4.1 Prüfung: Arena-Kriterien ....Seite 6

4.1.1 Das Sozialprofil des Abgeordneten ....Seite 6

4.1.2 Lobbyismus ....Seite 7

4.1.3 Bedeutung außerparlamentarischer Parteipolitik ....Seite 9

4.1.4 Bedeutung parlamentarischer Fraktionen ....Seite 10

4.1.5 Plenardebatten ....Seite 12

4.2 Prüfung: Transformative-Kriterien ....Seite 14

4.2.1 Ausschussstruktur ....Seite 14

4.2.2 Bedeutung von informellen Gruppen ....Seite 15

4.2.3 Wahrnehmung subjektiver Interessen ....Seite 16

5. Schluss ....Seite 17

Literaturverzeichnis ....Seite 19

1. Einleitung

Im August letzten Jahres wurde Martin Schulz von der Sozialdemokratischen Partei Europas (SPE) der neue Präsident des Europäischen Parlaments. Der Deutsche, welcher bereits von 2012 bis 2014 dieses Amt inne hatte, verkörpert das Parlament nach außen und überprüft intern insbesondere die Ausschüsse und die Einhaltung der parlamentarischen Verfahrensregeln in der ersten Hälfte der neuen Legislaturperiode (2014 bis 2019).

Aufgrund des Vertrags von Lissabon hat das Europäische Parlament, welches gemeinsam mit dem Rat der Europäischen Union die Legislative bildet, seine Kompetenzen und seine Bandbreite in einigen Politikbereichen erweitert. Namentlich zu nennen sind hierbei die Landwirtschaft, die Energiepolitik, der Bereich der Finanzen und der Einwanderung. Speziell in der derzeitigen Asylund Flüchtlingsproblematik sind schnelle Reformen gefordert. Welche Auswirkungen diese enorme Flut an neuen Kompetenzen auf die Abgeordneten des Parlaments haben wird, wird sich in Zukunft zeigen. Eines scheint sicher, damit das Europäische Parlament den stärkeren Einfluss auf die Inhalte der Rechtsvorschriften in den genannten Bereichen verarbeiten kann, müssen neue Reformen folgen.1

Dabei stellen sich Fragen hinsichtlich der Arbeitsweise und der Organisation des Europäischen Parlaments. Ist es den Abgeordneten möglich, die Erweiterung der Kompetenzen zu verarbeiten? Von welchen Faktoren wird die europäische Politik beeinflusst? Wer trifft die Entscheidungen und welche Kräfte sind daran beteiligt? Im Folgenden soll eine Einordnung des Europäischen Parlaments erfolgen. Entspricht das Europäische Parlament eher dem Typ eines Arbeitsparlaments oder dem eines Redeparlaments?
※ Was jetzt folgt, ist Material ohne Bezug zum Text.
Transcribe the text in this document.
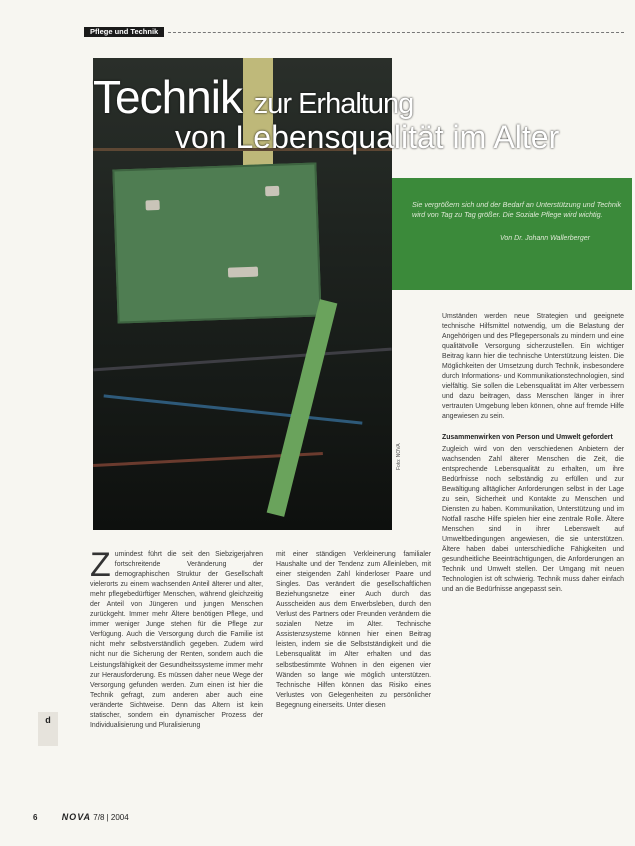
Pflege und Technik
Foto: NOVA
Technik zur Erhaltung
von Lebensqualität im Alter
Sie vergrößern sich und der Bedarf an Unterstützung und Technik wird von Tag zu Tag größer. Die Soziale Pflege wird wichtig.
Von Dr. Johann Wallerberger
Zumindest führt die seit den Siebzigerjahren fortschreitende Veränderung der demographischen Struktur der Gesellschaft vielerorts zu einem wachsenden Anteil älterer und alter, mehr pflegebedürftiger Menschen, während gleichzeitig der Anteil von Jüngeren und jungen Menschen zurückgeht. Immer mehr Ältere benötigen Pflege, und immer weniger Junge stehen für die Pflege zur Verfügung. Auch die Versorgung durch die Familie ist nicht mehr selbstverständlich gegeben. Zudem wird nicht nur die Sicherung der Renten, sondern auch die Leistungsfähigkeit der Gesundheitssysteme immer mehr zur Herausforderung. Es müssen daher neue Wege der Versorgung gefunden werden. Zum einen ist hier die Technik gefragt, zum anderen aber auch eine veränderte Sichtweise. Denn das Altern ist kein statischer, sondern ein dynamischer Prozess der Individualisierung und Pluralisierung
mit einer ständigen Verkleinerung familialer Haushalte und der Tendenz zum Alleinleben, mit einer steigenden Zahl kinderloser Paare und Singles. Das verändert die gesellschaftlichen Beziehungsnetze einer Auch durch das Ausscheiden aus dem Erwerbsleben, durch den Verlust des Partners oder Freunden verändern die sozialen Netze im Alter. Technische Assistenzsysteme können hier einen Beitrag leisten, indem sie die Selbstständigkeit und die Lebensqualität im Alter erhalten und das selbstbestimmte Wohnen in den eigenen vier Wänden so lange wie möglich unterstützen. Technische Hilfen können das Risiko eines Verlustes von Gelegenheiten zu persönlicher Begegnung einerseits. Unter diesen
Umständen werden neue Strategien und geeignete technische Hilfsmittel notwendig, um die Belastung der Angehörigen und des Pflegepersonals zu mindern und eine qualitätvolle Versorgung sicherzustellen. Ein wichtiger Beitrag kann hier die technische Unterstützung leisten. Die Möglichkeiten der Umsetzung durch Technik, insbesondere durch Informations- und Kommunikationstechnologien, sind vielfältig. Sie sollen die Lebensqualität im Alter verbessern und dazu beitragen, dass Menschen länger in ihrer vertrauten Umgebung leben können, ohne auf fremde Hilfe angewiesen zu sein.
Zusammenwirken von Person und Umwelt gefordert
Zugleich wird von den verschiedenen Anbietern der wachsenden Zahl älterer Menschen die Zeit, die entsprechende Lebensqualität zu erhalten, um ihre Bedürfnisse noch selbständig zu erfüllen und zur Bewältigung alltäglicher Anforderungen selbst in der Lage zu sein, Sicherheit und Kontakte zu Menschen und Diensten zu haben. Kommunikation, Unterstützung und im Notfall rasche Hilfe spielen hier eine zentrale Rolle. Ältere Menschen sind in ihrer Lebenswelt auf Umweltbedingungen angewiesen, die sie unterstützen. Ältere haben dabei unterschiedliche Fähigkeiten und gesundheitliche Beeinträchtigungen, die Anforderungen an Technik und Umwelt stellen. Der Umgang mit neuen Technologien ist oft schwierig. Technik muss daher einfach und an die Bedürfnisse angepasst sein.
d
6	NOVA 7/8 | 2004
Zunächst wird die theoretische Grundlage geschaffen, indem die allgemeine Charakteristika des Rede- und des Arbeitsparlaments mit Hilfe der Ausführungen des deutschen Politikwissenschaftlers Winfried Steffani beschrieben und erläutert werden. Anschließend werden die Analysewerkzeuge des amerikanischen Politologen Nelson W. Polsby vorgestellt. Anhand der arena und der transformative legislature soll eine Einordnung des Europäischen Parlaments, als Arbeits- oder als Redeparlament, erfolgen.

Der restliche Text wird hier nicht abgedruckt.